Loeb has published five books on becoming active in society and creating social change, including the critically acclaimed book “The Impossible Will Take a Little While.” The Park School of Communications and the politics department sponsored his hourlong talk.
Loeb said civic involvement has been declining since the 2008 presidential election and addressed what he said are common misconceptions that prevent potential activists from taking action.
“Very early on we learn in our culture not to take a stand,” he said. “We learn, in particular, the only people [who] can take a stand are these absolutely perfect individuals who have everything together — who can answer every possible question and always know exactly what to do.”
He also offered real-life examples of activists who made a difference.
Loeb told stories about Mahatma Gandhi first failing as a lawyer because of shyness before challenging an empire, and how Rosa Parks took a stand against segregation on buses because her work as a secretary for the National Association for the Advancement of Colored People made her part of a community of activists.
“[Rosa Parks] knew her actions were going to be catalyzing something in an ongoing battle for change,” Loeb said. “She knew this wouldn’t be an isolated action [and] that the people she worked with would respond.”
Loeb said standing up for an issue when faced with opposition is crucial to making a difference.
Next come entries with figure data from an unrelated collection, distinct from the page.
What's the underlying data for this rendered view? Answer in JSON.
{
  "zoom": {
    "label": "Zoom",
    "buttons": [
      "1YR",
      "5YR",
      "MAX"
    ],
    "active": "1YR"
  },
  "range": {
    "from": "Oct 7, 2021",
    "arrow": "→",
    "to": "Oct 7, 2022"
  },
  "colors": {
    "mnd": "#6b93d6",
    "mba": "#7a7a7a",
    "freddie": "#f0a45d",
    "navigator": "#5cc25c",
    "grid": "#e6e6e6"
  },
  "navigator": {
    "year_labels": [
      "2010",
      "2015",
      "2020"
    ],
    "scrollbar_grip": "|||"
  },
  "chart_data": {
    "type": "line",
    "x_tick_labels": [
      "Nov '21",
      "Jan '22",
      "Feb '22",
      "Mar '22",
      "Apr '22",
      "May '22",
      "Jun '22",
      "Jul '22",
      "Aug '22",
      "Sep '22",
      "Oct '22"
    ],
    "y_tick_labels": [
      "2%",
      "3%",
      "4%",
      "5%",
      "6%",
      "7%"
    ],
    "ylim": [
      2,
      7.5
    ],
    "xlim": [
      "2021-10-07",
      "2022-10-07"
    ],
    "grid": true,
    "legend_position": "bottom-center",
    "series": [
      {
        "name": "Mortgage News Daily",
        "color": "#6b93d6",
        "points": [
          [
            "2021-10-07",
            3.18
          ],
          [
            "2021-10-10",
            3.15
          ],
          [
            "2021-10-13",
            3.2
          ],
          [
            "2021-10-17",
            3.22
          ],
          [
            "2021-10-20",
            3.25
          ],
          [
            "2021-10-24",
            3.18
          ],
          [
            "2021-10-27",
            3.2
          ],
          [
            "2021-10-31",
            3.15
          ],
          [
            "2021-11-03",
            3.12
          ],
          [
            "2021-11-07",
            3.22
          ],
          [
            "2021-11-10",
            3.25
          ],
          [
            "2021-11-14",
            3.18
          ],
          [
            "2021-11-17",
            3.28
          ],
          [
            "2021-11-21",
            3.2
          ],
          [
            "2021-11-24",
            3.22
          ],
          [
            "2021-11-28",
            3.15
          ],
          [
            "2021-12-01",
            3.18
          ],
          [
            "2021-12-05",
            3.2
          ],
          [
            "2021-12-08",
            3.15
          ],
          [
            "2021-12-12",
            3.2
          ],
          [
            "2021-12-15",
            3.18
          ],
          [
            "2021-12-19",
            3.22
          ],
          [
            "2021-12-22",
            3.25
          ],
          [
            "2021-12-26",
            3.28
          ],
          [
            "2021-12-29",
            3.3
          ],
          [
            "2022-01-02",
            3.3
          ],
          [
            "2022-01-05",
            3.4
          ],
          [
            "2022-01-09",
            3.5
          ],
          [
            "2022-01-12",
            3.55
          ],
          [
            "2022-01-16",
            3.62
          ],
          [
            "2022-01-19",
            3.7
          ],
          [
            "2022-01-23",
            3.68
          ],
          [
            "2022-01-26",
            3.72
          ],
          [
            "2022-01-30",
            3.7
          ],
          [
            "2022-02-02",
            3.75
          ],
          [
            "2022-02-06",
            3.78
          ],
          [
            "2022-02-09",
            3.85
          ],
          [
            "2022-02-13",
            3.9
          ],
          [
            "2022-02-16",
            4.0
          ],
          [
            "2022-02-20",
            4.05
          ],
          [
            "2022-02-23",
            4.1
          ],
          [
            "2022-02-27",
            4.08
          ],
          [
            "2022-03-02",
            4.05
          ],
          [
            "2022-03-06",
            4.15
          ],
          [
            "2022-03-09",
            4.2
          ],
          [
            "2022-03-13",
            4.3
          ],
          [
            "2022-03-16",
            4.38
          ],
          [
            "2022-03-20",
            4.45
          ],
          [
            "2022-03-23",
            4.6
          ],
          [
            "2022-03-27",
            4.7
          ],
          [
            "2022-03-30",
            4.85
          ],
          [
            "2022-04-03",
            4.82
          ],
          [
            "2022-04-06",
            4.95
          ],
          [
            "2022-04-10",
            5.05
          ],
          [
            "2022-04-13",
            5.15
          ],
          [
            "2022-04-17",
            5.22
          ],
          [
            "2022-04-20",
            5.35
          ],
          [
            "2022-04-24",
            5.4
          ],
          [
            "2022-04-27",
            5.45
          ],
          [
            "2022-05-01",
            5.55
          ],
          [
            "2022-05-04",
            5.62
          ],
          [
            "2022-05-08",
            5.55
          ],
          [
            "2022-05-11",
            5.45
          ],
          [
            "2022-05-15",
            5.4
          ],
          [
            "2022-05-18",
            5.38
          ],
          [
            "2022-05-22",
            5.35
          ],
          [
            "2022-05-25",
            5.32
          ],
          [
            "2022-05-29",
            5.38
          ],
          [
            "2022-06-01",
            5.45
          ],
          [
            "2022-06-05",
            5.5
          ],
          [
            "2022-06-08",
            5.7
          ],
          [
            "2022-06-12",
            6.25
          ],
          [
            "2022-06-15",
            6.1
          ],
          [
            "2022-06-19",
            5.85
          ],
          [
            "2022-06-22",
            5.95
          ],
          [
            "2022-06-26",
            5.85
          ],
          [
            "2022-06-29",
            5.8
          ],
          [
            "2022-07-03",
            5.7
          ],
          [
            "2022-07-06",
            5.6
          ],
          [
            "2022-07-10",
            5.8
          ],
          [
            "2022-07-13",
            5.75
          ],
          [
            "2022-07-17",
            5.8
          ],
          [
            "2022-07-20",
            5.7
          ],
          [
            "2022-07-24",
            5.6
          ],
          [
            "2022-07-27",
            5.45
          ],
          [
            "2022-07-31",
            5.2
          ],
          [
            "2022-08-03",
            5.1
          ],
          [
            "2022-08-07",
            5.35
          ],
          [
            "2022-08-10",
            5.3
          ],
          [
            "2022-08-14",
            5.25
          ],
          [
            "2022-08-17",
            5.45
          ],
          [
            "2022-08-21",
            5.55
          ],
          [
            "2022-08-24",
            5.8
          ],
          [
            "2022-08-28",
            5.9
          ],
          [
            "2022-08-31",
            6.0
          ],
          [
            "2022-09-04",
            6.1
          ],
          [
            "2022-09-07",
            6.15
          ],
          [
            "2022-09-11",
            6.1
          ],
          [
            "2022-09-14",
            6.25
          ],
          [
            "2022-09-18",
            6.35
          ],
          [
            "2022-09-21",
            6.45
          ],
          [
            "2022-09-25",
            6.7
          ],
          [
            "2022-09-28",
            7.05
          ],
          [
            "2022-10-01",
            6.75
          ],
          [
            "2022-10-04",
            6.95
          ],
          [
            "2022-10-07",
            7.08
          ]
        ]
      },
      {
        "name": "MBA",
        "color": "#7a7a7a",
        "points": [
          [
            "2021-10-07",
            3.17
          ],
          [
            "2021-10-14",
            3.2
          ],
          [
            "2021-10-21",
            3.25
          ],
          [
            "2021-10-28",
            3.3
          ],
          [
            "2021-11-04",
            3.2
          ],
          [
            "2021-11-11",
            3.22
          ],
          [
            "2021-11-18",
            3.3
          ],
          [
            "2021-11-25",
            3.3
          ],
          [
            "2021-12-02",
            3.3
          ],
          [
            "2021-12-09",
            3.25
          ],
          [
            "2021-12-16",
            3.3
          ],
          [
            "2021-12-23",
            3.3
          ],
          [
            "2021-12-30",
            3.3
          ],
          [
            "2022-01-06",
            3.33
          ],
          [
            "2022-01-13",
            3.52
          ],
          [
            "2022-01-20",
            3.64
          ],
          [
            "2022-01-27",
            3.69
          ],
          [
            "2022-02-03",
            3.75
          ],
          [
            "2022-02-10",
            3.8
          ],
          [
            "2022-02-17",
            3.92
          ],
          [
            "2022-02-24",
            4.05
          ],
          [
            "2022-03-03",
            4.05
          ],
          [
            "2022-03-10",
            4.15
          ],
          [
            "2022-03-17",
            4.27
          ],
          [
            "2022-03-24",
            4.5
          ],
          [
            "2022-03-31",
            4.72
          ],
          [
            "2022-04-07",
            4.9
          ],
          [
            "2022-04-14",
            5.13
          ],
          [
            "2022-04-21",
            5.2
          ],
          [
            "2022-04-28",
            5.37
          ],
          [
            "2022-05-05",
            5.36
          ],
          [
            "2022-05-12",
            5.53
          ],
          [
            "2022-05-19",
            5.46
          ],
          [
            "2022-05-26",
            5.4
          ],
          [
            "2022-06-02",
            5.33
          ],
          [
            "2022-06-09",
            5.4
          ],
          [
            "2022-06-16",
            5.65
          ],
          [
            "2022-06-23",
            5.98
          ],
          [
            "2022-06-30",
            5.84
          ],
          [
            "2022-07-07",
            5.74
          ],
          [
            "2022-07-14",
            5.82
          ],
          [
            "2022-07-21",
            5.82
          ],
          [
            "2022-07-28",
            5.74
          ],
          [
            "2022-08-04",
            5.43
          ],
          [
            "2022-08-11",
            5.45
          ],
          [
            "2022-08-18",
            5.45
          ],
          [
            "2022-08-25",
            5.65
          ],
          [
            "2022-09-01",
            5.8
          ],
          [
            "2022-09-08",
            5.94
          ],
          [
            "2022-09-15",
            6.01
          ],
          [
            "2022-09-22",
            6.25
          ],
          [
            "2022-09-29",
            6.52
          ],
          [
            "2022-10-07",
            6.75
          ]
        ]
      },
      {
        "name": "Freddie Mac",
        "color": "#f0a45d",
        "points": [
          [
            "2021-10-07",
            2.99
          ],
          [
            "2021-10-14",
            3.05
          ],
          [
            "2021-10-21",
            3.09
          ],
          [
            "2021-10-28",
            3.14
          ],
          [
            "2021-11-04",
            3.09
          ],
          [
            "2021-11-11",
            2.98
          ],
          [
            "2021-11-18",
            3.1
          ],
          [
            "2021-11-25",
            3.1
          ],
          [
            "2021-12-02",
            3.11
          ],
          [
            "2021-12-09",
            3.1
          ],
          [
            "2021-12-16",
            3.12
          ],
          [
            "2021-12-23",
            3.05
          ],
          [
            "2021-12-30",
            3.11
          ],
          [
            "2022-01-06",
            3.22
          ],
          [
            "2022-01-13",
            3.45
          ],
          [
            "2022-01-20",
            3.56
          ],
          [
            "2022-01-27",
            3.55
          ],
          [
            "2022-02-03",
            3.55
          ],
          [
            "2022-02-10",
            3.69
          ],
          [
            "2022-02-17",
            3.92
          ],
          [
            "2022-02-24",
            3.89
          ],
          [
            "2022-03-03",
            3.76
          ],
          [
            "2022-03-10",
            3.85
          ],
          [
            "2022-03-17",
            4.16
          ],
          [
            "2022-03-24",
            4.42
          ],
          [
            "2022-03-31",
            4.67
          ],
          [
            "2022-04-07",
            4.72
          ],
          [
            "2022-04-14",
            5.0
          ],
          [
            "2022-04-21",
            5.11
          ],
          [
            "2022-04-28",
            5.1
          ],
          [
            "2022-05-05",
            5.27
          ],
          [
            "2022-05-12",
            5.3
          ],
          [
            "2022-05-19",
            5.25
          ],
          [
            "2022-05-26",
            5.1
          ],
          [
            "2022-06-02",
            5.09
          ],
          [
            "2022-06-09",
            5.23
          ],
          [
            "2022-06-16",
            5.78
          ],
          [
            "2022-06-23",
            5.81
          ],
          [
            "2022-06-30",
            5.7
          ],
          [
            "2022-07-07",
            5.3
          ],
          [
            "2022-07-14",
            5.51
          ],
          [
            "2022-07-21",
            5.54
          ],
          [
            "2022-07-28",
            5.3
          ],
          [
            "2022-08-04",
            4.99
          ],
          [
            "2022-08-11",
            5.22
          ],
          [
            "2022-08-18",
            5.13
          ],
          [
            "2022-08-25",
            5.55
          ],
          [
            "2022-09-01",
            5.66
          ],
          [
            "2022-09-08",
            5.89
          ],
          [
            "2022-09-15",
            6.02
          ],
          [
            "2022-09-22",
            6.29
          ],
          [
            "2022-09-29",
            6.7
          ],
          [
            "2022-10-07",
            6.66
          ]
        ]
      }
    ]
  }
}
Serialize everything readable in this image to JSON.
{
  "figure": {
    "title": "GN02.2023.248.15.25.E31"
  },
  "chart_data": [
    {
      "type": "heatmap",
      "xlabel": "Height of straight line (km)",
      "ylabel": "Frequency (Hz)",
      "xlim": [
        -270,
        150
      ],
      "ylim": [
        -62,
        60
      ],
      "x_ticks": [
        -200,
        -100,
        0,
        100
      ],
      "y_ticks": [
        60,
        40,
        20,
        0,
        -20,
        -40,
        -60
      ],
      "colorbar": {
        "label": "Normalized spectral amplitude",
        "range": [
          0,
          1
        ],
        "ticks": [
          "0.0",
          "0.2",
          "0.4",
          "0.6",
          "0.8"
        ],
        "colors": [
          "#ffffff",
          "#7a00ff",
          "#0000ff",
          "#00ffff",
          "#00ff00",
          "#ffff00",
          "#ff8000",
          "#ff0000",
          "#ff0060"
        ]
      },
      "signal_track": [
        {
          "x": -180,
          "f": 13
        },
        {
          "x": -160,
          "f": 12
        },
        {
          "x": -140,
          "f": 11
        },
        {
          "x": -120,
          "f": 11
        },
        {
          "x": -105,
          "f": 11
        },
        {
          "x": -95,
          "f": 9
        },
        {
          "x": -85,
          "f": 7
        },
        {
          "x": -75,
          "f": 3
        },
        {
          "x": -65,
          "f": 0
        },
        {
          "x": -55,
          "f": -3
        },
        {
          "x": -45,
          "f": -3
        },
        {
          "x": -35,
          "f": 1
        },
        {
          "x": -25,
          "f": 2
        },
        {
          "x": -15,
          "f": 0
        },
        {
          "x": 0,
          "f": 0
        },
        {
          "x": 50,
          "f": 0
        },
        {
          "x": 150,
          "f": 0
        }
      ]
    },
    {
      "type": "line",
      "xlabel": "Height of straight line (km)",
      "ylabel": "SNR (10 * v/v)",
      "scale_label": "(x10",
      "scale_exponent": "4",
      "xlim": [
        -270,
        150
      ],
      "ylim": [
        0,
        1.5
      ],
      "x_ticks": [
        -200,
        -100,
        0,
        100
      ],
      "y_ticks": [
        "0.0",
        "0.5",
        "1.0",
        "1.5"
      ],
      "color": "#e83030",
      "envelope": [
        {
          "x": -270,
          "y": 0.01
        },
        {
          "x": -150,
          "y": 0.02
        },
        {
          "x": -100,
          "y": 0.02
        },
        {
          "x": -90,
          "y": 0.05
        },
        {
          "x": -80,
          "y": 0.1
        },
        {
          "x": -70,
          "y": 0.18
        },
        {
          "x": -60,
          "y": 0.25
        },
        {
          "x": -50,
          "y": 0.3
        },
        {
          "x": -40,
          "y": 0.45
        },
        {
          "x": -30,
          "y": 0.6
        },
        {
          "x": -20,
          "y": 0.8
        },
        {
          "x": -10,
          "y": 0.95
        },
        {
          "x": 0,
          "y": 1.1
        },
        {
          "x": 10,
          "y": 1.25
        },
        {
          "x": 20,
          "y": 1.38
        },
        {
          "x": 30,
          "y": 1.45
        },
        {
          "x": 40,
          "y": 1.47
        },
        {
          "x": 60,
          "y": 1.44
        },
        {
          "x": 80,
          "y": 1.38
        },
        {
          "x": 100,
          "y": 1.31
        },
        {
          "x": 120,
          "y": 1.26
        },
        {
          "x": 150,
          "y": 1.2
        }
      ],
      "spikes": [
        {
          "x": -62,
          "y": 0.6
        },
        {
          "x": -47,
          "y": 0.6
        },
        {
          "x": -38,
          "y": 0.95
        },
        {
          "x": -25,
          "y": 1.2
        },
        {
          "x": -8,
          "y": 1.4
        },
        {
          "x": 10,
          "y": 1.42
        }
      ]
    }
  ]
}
Using global warming as an example, Loeb said finding people to rally behind an issue can be difficult but doable.
“You have a dialogue and see if there is any common ground and, if there is, then you try to work on something,” he said.
Junior Brennan McKenna, a residential assistant, said he took his residents to the lecture to hear Loeb’s thoughts on the power of activism. He said Loeb provided inspiration for potential activists looking to take a stand.
“If you do something or try to be an activist alone, like [Loeb] said, you kind of feel overwhelmed with everything that’s going on,” he said. “But if you hear inspirational stories and you’re here with like-minded people, you feel confident.”
Sophomore Danielle Prizzi said though she had not heard of Loeb before the lecture, her passion for social injustice issues motivated her to attend. She said Loeb’s emphasis on overcoming misconceptions about leaders and taking action left an impression on her.
“People aren’t born leaders, and people aren’t born knowing exactly what to do in terms of reacting to social injustice issues,” she said. “It’s just [taking] the first initial step — that really got me.”